1993: Deaths from vaccine-preventable diseases in the United States: diphtheria, 156 in 1953 and none in 1993; whooping cough, 270 in 1953 and one in 1993; tetanus, 337 in 1953 and 11 in 1993; paralytic polio, 1,450 in 1953 and none in 1993.
1992: The Times of India report on 29 April 1966 that Balasaheb Patloji Thorat, from Maharashtra, had won a lawsuit that had dragged on for centuries was incorrect. The dispute had a long history, but a civil suit had only been filed on 8 April 1964. The lawsuit had lasted just over two years, not 761 years.
Source: The Times of India, 18 February 1992
1991: In the space of 70 years, Azerbaijanis had to cope with three major changes to their alphabet, plus a handful of minor alterations.
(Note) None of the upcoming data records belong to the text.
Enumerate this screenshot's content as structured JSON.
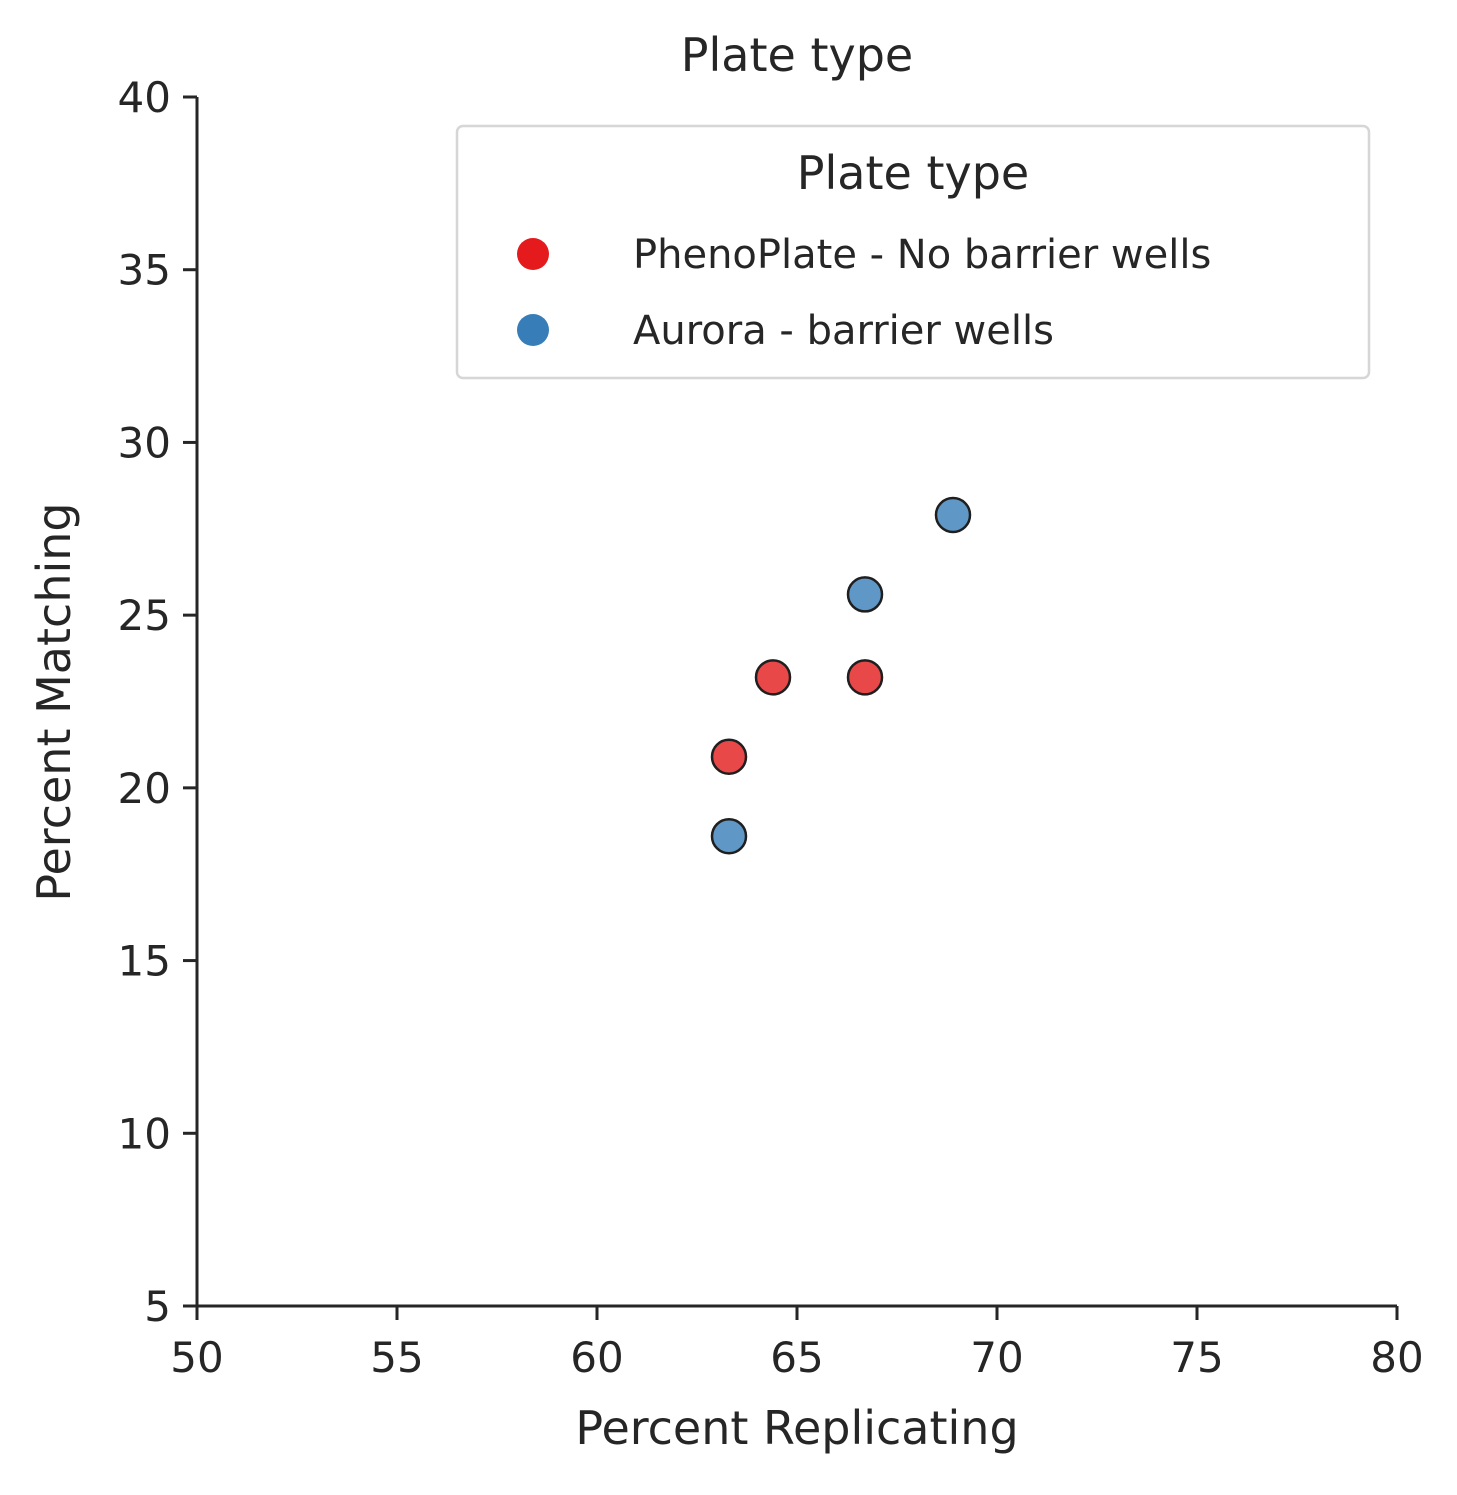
{
  "chart_data": {
    "type": "scatter",
    "title": "Plate type",
    "xlabel": "Percent Replicating",
    "ylabel": "Percent Matching",
    "xlim": [
      50,
      80
    ],
    "ylim": [
      5,
      40
    ],
    "xticks": [
      50,
      55,
      60,
      65,
      70,
      75,
      80
    ],
    "yticks": [
      5,
      10,
      15,
      20,
      25,
      30,
      35,
      40
    ],
    "grid": false,
    "legend": {
      "title": "Plate type",
      "placement": "upper-right"
    },
    "series": [
      {
        "name": "PhenoPlate - No barrier wells",
        "color": "#e41a1c",
        "points": [
          {
            "x": 63.3,
            "y": 20.9
          },
          {
            "x": 64.4,
            "y": 23.2
          },
          {
            "x": 66.7,
            "y": 23.2
          }
        ]
      },
      {
        "name": "Aurora - barrier wells",
        "color": "#377eb8",
        "points": [
          {
            "x": 63.3,
            "y": 18.6
          },
          {
            "x": 66.7,
            "y": 25.6
          },
          {
            "x": 68.9,
            "y": 27.9
          }
        ]
      }
    ]
  }
}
From 1923, the centuries-old Arabic script was replaced by a Latin script; in 1939, Stalin imposed a Cyrillic script; and in 1991, the newly independent state reverted to a Latin script. Azerbaijanis barely had time to become literate in one before they had to learn another.
Source: Azerbaijan International, Spring 2000
1990: Between the end of the Second World War and 1990 the world’s population soared by almost 3 billion. The medical journal The Lancet illustrated the scale of this increase with an analogy: if an atomic bomb with the killing capacity of the one that obliterated Hiroshima had been dropped every day since 6 August 1945, it would have failed to keep pace with the runaway growth in human numbers.